Formation and Fate of Carbonyls in Potable Water Reuse Systems

• Published in: Environmental science & technology Vol. 54; no. 17; pp. 10895 - 10903
• Main Authors: Marron, Emily L, Prasse, Carsten, Buren, Jean Van, Sedlak, David L
• Format: Journal Article
• Language: English
• Published: United States American Chemical Society 01.09.2020
• Subjects: Acetone; Acrolein; Aldehydes; analytical methods; Biofiltration; Carbonyl compounds; Carbonyls; Dissolved organic carbon; Drinking Water; Filtration; formaldehyde; Free radicals; Genetic transformation; Hydroxyl radicals; Ketones; Low molecular weights; Molecular weight; Osmosis; Oxidation; Ozonation; Rate constants; Reverse osmosis; Treated water; Treatment and Resource Recovery; Waste Water; Wastewater; Water Pollutants, Chemical; Water Purification; Water quality; Water reuse; Water treatment; Water treatment plants
• ISSN: 0013-936X; 1520-5851; 1520-5851
• DOI: 10.1021/acs.est.0c02793

Low molecular weight, uncharged compounds have been the subject of considerable study at advanced treatment plants employed for potable water reuse.

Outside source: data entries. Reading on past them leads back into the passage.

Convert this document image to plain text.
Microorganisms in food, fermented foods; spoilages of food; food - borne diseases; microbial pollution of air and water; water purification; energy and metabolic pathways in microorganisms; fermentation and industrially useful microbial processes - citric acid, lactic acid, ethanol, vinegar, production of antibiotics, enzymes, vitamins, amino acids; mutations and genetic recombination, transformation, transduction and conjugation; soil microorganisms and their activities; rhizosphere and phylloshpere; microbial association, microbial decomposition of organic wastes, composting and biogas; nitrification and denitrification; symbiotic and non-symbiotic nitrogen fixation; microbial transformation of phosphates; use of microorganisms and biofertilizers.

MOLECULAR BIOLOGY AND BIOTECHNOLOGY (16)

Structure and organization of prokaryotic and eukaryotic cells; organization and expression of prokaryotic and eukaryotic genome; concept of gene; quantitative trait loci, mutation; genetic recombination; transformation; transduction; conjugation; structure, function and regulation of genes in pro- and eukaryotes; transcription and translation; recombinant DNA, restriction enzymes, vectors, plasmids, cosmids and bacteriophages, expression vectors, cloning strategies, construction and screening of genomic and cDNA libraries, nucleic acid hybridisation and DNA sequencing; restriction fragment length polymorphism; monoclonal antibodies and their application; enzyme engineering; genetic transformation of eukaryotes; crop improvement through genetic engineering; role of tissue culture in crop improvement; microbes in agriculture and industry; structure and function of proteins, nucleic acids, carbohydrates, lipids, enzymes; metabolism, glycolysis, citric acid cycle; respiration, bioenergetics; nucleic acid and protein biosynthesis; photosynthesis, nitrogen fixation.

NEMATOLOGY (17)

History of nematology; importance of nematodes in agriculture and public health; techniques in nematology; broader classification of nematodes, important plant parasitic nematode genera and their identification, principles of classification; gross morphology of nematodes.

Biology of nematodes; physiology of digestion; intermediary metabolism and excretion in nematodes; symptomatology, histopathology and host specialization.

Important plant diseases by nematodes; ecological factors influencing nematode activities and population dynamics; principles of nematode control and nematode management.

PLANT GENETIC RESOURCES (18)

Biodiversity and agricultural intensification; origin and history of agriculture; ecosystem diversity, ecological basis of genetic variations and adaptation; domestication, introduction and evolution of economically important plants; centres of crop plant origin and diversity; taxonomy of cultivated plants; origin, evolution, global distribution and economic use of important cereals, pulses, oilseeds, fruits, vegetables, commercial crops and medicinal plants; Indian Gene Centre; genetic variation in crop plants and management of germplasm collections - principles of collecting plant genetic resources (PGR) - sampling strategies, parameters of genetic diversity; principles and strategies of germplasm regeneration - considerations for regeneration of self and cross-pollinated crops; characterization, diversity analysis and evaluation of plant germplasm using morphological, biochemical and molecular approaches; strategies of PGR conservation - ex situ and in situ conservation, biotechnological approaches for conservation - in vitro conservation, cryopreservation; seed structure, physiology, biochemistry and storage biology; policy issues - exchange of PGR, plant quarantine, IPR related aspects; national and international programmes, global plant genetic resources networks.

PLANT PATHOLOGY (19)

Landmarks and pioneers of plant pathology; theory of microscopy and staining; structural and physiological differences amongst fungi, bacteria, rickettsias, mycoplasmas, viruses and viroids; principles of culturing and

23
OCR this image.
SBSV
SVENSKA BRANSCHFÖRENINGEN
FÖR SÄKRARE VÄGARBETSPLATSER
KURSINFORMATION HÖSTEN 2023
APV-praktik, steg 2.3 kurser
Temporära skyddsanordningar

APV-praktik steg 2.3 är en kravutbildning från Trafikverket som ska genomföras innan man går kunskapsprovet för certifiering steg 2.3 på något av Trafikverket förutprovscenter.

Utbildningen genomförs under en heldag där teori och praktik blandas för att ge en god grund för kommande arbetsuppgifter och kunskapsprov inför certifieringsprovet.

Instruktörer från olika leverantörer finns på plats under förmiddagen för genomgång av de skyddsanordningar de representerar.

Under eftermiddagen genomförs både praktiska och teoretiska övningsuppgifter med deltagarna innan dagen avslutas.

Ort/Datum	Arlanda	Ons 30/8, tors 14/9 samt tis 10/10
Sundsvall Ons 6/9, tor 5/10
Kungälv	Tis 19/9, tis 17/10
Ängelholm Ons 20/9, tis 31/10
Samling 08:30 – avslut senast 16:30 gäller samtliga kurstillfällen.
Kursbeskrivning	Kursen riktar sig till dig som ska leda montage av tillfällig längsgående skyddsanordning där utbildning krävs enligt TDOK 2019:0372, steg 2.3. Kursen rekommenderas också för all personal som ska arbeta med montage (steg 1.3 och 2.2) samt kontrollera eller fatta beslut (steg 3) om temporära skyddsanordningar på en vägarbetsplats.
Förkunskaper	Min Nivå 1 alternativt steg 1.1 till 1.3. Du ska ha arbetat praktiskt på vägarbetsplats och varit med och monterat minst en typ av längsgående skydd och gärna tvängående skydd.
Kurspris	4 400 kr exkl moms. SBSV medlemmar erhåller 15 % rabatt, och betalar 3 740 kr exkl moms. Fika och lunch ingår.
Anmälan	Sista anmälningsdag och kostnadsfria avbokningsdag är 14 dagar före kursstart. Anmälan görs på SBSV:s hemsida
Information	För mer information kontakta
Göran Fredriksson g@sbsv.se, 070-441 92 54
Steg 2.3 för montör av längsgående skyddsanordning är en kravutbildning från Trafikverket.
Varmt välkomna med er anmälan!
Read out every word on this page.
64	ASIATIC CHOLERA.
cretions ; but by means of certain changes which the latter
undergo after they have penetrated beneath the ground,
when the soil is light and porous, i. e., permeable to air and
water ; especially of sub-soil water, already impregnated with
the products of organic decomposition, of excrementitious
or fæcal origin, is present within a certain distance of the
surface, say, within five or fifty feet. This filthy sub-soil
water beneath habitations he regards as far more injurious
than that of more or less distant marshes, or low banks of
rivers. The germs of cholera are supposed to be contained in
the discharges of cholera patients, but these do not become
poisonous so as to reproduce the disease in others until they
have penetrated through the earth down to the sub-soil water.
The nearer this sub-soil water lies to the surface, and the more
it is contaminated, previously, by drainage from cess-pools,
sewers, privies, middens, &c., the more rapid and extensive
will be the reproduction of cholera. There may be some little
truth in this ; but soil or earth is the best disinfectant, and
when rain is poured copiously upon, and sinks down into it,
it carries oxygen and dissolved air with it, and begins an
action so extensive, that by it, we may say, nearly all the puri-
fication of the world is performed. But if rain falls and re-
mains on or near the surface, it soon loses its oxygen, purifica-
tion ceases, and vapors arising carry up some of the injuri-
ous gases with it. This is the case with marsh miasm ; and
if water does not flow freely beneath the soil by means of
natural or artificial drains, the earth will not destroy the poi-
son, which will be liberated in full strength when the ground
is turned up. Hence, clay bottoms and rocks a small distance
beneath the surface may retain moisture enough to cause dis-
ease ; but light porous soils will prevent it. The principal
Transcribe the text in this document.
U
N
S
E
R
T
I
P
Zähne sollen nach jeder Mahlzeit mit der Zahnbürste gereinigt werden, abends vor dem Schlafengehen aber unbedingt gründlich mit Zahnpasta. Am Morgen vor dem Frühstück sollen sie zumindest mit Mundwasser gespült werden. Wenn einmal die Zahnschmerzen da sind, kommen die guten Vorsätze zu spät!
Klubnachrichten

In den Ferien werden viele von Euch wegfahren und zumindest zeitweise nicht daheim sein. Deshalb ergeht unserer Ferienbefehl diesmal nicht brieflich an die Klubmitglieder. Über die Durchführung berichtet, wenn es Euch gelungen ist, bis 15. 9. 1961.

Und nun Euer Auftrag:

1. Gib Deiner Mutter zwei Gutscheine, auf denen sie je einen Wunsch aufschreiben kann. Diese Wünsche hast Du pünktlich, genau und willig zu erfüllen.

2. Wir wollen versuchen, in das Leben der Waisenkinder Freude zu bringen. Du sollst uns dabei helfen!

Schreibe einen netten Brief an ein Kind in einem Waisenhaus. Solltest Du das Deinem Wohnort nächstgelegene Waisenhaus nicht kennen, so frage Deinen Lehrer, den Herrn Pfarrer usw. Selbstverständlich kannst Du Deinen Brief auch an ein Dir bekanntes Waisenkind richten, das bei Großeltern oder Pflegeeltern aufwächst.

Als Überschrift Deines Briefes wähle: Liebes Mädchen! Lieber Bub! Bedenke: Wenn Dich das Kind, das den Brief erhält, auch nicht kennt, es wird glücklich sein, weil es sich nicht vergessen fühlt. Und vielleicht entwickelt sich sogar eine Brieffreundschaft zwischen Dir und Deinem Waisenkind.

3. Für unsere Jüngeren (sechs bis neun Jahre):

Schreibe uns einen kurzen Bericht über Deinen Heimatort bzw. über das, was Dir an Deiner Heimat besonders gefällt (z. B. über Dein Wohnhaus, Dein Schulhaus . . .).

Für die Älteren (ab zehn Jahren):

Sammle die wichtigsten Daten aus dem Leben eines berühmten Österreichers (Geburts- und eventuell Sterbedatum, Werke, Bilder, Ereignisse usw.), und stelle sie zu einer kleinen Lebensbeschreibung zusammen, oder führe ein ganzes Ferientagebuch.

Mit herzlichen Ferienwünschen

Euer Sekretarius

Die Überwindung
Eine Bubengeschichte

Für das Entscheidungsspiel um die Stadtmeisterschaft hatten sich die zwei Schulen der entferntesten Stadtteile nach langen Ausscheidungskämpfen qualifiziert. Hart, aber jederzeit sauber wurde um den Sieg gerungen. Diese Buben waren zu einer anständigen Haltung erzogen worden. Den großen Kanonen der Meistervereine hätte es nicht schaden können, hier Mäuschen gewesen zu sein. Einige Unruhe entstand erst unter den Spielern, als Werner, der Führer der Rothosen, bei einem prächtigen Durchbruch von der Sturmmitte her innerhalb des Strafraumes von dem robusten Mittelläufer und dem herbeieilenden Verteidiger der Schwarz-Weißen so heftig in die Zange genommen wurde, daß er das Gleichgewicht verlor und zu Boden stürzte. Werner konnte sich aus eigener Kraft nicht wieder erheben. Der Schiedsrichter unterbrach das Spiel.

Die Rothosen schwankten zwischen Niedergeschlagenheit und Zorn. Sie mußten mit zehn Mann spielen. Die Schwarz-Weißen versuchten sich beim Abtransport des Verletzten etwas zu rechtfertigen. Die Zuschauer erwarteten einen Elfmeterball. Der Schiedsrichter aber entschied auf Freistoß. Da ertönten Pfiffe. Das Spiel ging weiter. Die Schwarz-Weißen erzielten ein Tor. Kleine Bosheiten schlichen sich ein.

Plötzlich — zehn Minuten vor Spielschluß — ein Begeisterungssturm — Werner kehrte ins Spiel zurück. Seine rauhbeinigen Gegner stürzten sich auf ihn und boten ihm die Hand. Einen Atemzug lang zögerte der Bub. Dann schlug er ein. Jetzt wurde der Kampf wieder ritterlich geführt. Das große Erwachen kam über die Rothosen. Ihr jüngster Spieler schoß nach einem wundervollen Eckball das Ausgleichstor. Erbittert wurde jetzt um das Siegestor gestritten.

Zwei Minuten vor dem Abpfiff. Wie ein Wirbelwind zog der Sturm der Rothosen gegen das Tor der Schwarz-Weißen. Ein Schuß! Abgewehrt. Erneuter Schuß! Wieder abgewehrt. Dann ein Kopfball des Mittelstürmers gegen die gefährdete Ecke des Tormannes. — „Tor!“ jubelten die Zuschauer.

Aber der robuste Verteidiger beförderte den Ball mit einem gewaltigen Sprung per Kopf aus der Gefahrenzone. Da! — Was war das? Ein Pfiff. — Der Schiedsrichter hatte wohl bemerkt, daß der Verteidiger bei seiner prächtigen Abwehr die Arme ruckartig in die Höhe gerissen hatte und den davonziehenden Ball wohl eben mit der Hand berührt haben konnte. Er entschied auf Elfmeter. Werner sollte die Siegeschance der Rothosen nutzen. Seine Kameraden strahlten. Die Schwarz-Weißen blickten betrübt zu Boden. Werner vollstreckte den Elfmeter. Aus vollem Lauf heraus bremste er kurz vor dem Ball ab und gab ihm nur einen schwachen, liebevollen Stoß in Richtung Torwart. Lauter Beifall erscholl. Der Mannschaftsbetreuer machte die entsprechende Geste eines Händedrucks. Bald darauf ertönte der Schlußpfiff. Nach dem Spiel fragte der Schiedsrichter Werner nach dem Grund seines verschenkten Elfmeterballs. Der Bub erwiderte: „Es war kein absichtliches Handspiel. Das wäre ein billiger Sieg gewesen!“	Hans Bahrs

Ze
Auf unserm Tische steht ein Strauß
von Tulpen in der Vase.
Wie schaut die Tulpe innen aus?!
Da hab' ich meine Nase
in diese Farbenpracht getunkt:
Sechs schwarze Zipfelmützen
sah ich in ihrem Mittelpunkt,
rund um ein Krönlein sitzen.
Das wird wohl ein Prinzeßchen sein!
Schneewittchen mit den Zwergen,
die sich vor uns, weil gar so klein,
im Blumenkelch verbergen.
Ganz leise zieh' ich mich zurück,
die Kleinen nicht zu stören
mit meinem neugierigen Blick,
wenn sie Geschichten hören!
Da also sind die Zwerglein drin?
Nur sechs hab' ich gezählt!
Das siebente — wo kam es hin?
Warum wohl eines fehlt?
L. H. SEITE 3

However, previously identified compounds only account for a small fraction of the total dissolved organic carbon remaining after reverse osmosis treatment. Uncharged carbonyl compounds (e.g., aldehydes and ketones) formed during oxidation have rarely been monitored in potable water reuse systems. To determine the relative importance of these compounds to final product water quality, samples were collected from six potable water reuse facilities and one conventional drinking water treatment plant. Saturated carbonyl compounds (e.g., formaldehyde, acetone) and α,β-unsaturated aldehydes (e.g., acrolein, crotonaldehyde) were quantified with a sensitive new analytical method. Relatively high concentrations of carbonyls (i.e., above 7 μM) were observed after ozonation of wastewater effluent. Biological filtration reduced concentrations of carbonyls by over 90%. Rejection of the carbonyls during reverse osmosis was correlated with molecular weight, with concentrations decreasing by 33% to 58%. Transformation of carbonyls resulted in decreases in concentration of 10% to 90% during advanced oxidation, with observed decreases consistent with rate constants for reactions of the compounds with hydroxyl radicals. Overall, carbonyl compounds accounted for 19% to 38% of the dissolved organic carbon in reverse osmosis-treated water.